The analysis of gene expression microarray data using clustering techniques has an important role to play in the discovery, validation, and understanding of various classes of cancer; see for example Alon et al. (1999) and van't Veer et al. (2002). Clustering algorithms can be applied to the problem of clustering genes and tumour tissues (McLachlan et al., 2002) and also in the discovery of motif patterns in DNA sequences (Bailey and Elkan, 1995); see also Chap. IV.3 for the description of biomolecular sequences and structures. The EM algorithm and its variants have been applied to tackle some of the problems arisen in such applications. For example, the clustering of tumour tissues on the basis of genes expression is a nonstandard cluster analysis problem since the dimension of each tissue sample is so much greater than the number of tissues. In McLachlan et al. (2002), mixture of factor analyzers is adopted to reduce effectively the dimension of the feature space of genes. The AECM algorithm (Meng and van Dyk, 1997) can be used to fit the mixture of factor analyzers by ML (McLachlan and Peel, 2000, Chap. 8).

5.5.3.2 Image Analysis: Hidden Markov Models

In image analysis, the observed data $\boldsymbol{y}_j$ refers to intensities measured on

pixels in a scene, the associated component indicator vectors $\boldsymbol{z}_j$ will not be independently distributed as the intensities between neighboring pixels are spatially correlated.

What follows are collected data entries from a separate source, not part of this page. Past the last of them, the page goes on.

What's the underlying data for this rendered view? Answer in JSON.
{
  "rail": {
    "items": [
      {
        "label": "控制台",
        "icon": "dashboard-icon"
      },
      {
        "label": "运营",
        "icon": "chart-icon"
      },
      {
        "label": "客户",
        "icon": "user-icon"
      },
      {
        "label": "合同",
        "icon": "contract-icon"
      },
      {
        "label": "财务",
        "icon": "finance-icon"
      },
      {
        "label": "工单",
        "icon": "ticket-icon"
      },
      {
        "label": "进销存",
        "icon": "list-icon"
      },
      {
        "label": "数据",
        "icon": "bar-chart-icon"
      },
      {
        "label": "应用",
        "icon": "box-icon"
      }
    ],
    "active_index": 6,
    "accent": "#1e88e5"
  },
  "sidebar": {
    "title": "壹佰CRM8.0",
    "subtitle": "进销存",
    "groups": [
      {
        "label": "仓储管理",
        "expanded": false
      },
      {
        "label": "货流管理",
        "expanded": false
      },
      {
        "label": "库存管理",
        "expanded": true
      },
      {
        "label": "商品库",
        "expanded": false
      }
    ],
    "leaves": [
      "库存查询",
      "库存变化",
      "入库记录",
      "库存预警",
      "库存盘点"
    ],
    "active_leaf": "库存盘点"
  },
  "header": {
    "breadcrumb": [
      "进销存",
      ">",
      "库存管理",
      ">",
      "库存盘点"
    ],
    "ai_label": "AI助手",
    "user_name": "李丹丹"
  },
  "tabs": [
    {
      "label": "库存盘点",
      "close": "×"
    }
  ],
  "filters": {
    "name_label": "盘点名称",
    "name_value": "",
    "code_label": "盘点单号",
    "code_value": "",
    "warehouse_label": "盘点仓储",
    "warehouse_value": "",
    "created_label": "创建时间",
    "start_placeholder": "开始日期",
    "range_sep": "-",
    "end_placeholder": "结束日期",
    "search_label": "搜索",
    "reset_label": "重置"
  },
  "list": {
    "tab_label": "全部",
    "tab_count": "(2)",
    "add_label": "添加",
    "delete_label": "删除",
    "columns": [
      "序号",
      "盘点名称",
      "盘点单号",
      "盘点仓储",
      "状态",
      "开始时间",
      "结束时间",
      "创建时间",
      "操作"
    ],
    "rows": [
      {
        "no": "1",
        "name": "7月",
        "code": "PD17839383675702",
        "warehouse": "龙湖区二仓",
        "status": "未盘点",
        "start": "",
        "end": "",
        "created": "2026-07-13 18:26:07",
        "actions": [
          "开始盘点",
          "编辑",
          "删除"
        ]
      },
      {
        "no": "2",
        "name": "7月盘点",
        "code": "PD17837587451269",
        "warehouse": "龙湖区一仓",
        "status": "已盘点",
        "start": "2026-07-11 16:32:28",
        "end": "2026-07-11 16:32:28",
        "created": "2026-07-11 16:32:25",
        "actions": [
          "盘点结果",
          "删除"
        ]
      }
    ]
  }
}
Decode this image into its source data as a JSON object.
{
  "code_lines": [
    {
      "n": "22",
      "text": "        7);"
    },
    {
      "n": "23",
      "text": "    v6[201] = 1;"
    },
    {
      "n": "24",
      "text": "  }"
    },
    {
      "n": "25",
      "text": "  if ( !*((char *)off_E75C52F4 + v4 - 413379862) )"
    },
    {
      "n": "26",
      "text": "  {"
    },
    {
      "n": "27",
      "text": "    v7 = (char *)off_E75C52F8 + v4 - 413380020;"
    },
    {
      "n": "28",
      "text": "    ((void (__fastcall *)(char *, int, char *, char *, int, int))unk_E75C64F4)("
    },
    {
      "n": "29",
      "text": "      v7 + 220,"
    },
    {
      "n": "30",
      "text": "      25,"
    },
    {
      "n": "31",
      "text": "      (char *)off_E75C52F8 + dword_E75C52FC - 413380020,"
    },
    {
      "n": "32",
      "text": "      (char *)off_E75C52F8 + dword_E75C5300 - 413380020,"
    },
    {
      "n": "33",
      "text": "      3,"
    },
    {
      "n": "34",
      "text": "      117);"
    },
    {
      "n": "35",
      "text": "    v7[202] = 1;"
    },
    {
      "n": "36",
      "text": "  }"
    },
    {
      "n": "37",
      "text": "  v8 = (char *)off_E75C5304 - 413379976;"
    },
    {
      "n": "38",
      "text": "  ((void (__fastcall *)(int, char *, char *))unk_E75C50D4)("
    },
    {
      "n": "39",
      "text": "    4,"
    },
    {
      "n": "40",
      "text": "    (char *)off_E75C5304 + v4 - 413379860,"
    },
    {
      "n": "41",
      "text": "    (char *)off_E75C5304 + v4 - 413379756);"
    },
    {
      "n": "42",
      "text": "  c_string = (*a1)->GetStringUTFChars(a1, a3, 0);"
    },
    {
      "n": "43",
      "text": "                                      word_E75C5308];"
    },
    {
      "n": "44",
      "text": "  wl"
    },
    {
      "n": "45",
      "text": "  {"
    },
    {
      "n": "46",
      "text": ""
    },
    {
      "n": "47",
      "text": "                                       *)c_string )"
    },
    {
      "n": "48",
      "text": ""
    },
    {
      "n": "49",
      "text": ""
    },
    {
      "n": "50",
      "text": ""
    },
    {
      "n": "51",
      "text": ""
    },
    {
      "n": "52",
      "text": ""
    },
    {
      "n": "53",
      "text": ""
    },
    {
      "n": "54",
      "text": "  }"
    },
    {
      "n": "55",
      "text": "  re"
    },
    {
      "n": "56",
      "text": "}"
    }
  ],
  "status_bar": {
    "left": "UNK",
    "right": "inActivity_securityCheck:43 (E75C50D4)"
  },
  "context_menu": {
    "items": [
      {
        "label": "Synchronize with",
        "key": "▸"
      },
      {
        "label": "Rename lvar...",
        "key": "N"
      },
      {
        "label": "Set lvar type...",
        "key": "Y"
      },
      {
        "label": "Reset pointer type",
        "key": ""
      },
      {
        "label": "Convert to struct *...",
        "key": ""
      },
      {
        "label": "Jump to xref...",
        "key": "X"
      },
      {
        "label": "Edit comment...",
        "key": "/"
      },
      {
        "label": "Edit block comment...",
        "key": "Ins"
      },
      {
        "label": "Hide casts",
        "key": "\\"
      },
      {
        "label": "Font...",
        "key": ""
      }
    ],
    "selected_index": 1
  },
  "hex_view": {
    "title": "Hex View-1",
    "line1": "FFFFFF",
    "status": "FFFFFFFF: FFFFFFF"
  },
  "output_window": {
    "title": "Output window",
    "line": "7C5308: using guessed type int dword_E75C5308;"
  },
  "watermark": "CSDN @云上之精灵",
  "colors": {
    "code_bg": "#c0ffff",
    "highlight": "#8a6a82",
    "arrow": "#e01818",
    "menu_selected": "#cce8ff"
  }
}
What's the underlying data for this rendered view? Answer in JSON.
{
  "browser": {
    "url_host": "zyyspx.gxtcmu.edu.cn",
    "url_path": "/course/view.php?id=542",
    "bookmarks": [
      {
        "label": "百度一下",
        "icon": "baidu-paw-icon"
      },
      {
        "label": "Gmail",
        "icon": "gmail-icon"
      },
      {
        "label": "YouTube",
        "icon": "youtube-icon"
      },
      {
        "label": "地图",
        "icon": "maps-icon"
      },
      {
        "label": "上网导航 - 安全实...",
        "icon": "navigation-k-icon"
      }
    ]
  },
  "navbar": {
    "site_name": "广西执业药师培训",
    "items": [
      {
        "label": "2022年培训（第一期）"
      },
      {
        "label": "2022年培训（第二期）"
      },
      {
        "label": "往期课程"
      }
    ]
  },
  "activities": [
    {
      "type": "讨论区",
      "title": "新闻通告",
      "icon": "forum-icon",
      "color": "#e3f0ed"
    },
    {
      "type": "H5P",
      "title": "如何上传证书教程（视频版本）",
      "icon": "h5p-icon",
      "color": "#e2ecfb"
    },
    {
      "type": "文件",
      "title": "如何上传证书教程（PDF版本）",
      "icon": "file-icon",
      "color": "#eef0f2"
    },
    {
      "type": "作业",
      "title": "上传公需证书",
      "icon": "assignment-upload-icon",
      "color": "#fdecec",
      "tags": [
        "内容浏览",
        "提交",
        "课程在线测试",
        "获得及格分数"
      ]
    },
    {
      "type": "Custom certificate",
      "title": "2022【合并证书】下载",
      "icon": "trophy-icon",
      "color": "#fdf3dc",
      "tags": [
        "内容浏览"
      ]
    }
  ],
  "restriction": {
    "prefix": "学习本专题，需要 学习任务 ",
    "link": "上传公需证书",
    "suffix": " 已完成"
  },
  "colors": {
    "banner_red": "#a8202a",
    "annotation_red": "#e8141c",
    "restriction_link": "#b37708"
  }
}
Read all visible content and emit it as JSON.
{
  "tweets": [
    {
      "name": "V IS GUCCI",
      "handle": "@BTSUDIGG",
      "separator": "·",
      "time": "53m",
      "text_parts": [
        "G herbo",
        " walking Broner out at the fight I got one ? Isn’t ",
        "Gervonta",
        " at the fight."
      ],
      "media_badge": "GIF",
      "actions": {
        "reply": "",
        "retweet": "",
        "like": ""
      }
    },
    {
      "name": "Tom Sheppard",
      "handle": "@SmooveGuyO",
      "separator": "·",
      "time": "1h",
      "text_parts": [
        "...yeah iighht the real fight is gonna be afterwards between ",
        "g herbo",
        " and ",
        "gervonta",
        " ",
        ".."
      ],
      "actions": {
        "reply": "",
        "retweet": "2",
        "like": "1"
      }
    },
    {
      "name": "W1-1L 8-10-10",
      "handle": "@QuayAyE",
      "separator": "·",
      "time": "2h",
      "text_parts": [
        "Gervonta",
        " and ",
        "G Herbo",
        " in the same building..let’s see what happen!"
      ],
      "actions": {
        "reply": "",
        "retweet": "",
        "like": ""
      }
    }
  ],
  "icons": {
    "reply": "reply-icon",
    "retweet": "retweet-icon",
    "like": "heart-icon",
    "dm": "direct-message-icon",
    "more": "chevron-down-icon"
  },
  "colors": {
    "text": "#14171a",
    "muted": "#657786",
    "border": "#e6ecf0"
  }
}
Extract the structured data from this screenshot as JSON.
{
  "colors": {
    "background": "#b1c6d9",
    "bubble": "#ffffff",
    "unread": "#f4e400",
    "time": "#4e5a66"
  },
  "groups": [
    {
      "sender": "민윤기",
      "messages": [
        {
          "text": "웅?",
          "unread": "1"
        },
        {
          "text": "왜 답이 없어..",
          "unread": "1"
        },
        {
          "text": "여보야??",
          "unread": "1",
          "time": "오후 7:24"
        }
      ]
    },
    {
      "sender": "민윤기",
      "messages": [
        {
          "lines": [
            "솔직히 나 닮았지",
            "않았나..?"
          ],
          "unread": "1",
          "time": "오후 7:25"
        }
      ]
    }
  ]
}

The set of hidden states $\boldsymbol{z}_j$ is viewed as missing data (McLachlan and Peel, 2000, Chap. 13; van Dyk and Meng, 2001) and a stationary Markovian model over a finite state space is generally formulated for the distribution of the hidden variable $\boldsymbol{Z}$ . In one dimension, this Markovian model is a Markov chain, and in two and higher dimensions a Markov random field (MRF) (Besag, 1986).

The use of the EM algorithm in a hidden Markov chain, known in the Hidden Markov model literature as the Baum-Welch algorithm (Baum et al., 1970), has been formulated long before Dempster et al. (1977). Also, Robert et al. (1993) consider a stochastic Bayesian approach to parameter estimation for a hidden Markov chain. Lystig and Hughes (2002) provide a means of implementing a NR approach to obtain parameter estimates and an exact computation of the observed information matrix for hidden Markov models.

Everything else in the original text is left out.